At the conclusion of both meetings audience members donated generously to the SEP’s Election Fund, and several people responded to an appeal to support the campaign by helping distribute the party’s material.

World Socialist Web Site reporters interviewed a number of people after the meetings. Hossein Iran, an immigrant worker employed casually as a painter, said: “The people in the Middle East feel they are held in contempt by the imperialists, who are stealing their resources. They want to do something to stand up and fight and get revenge by any means.

“I heard in the meeting that the Greens do not have an alternative policy for humanity and society. They limit their aims within the system. They are not antiwar. The significance of the SEP campaign is that workers have an alternative. They don’t have to choose between bad and worse. Official political discussion is closed to any other ideas. It is a jailing of the mind. The SEP meeting shows a better choice.”

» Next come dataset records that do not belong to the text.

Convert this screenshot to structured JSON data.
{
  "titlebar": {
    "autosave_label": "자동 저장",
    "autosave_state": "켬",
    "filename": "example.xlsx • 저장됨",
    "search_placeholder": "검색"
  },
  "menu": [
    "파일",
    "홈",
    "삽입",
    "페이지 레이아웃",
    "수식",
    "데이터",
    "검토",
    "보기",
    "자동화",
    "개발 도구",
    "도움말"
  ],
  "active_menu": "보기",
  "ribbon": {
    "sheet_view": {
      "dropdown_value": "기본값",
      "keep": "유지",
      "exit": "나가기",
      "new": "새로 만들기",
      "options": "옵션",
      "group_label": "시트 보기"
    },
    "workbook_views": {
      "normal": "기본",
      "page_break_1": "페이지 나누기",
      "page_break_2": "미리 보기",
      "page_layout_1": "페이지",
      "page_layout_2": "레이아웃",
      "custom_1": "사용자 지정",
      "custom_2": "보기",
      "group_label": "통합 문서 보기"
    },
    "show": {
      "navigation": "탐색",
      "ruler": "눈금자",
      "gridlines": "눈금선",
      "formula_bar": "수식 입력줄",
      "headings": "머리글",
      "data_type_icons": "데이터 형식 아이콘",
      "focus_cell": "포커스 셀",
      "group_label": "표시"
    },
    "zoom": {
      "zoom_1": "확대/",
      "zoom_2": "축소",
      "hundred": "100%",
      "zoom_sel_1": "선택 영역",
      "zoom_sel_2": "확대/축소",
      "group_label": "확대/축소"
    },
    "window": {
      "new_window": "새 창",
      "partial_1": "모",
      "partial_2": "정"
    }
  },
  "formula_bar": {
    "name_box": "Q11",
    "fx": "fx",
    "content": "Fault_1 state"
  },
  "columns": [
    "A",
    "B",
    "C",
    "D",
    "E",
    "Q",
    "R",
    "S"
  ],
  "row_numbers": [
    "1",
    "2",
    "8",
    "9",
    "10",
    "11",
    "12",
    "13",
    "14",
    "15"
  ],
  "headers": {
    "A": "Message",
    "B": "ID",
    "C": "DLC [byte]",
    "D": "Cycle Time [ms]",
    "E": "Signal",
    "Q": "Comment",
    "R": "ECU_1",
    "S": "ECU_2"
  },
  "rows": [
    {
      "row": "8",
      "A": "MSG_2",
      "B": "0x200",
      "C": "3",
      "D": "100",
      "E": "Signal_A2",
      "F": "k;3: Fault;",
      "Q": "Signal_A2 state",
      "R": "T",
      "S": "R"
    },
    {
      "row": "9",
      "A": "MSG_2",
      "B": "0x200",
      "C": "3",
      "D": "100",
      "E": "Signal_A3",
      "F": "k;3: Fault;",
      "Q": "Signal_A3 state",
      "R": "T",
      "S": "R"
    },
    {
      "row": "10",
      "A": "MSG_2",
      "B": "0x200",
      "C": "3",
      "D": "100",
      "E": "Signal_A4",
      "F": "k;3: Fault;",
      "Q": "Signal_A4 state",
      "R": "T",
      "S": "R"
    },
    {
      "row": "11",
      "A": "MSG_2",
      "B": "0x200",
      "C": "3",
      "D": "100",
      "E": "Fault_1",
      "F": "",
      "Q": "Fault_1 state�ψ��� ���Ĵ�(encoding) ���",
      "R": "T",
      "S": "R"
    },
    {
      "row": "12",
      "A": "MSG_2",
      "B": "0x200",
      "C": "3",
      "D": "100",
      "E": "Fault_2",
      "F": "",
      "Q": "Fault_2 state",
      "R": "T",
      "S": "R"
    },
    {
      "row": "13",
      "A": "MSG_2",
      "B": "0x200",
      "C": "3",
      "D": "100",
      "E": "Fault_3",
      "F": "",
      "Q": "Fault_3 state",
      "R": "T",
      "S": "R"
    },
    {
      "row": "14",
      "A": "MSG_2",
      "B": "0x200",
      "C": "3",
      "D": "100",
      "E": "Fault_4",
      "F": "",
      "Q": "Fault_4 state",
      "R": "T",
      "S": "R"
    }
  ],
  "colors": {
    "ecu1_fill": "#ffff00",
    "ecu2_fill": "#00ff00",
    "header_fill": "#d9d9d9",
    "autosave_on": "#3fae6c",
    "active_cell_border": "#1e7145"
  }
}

Lee Kuss, a production worker in a confectionery factory, said: “My opinion is that Latham and Howard are both as bad as each other. Since there isn’t any choice between them, it makes you feel as though you are not listened to, as though your vote isn’t worth anything.

“For the past seven years, since I came to Melbourne, I have had different jobs, mainly as a labourer or as a fork lift driver. I have had this job now for four months and I am a casual. I started out getting five days a week, but now it has suddenly dropped off to only two or three days a week. I haven’t worked since last Thursday. Luckily when the job started, I saved a few thousand dollars, but now I have to partly live off the money I have saved. It’s no good—like that it will soon run out.

“Coming to the meeting, I can begin to see the connections between the war in Iraq and social inequality here. The Iraq war shouldn’t have happened. Now that I have been to the meeting, I will have a read of the SEP program and I will help in the SEP election campaign.”